Atravieso la puerta y me topo con tu figura,
con esos ojos azules como el cielo,
esa sonrisa distorsionada por tu piel plegada,
ese pelo alborotado, con reflejos invernales.
Sabes quien soy, pero no como me llamo,
sabes que me quieres, pero tu mente lo distorsiona,
aún así me miras y no puedes evitar mostrarme tu mejor cara.

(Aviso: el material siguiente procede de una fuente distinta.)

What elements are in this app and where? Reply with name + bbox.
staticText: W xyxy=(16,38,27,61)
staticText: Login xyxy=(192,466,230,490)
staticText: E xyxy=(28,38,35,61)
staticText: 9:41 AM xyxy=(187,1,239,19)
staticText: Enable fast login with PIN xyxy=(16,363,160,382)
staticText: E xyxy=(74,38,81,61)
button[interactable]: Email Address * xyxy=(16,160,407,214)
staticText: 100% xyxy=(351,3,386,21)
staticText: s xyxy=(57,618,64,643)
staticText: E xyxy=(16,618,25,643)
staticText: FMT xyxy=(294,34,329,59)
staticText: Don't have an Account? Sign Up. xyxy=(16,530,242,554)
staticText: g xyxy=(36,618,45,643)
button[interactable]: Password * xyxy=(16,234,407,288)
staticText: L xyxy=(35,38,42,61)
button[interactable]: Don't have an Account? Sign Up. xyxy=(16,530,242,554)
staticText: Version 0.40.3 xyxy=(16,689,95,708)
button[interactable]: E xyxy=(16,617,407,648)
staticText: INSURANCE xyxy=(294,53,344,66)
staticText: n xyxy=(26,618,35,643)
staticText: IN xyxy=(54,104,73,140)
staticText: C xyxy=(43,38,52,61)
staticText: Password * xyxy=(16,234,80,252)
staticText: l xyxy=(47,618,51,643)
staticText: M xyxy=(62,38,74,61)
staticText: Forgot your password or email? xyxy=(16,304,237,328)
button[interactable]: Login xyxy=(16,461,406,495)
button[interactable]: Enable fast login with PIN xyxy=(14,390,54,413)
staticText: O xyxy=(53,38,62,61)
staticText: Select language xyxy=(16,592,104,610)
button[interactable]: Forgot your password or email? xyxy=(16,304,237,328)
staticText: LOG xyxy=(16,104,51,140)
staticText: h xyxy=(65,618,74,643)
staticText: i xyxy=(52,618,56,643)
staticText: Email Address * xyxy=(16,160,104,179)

Yo me dirijo hacia ti y te contemplo.
A través de ti veo un sin fin de experiencias,
dolor, gloria y muchos años a tus espaldas,
pero también puedo observar como poco a poco,
todo desaparece sin explicación alguna.
Me cuentas como perdiste todo lo que tenías,
como era tu marido y cómo era tu vida,
pero al pasar los día no los recuerdas,
te miro y sonrió de nuevo.
No sabes quien soy, pero sigues con tus charlas,
te visito y para ti soy un extraño con el que hablas,
tu corazón sabe que soy yo, pero tu cerebro lo envenena,
y como el de una serpiente se extiende a medida que pasa el tiempo.
Estas débil, a penas puedes hablar,
te beso la mano, y sigues sin recordarme,
tus ojos se funden con mi mirada cómplice,
y como siempre, tu sonrisa vuelve a iluminarme.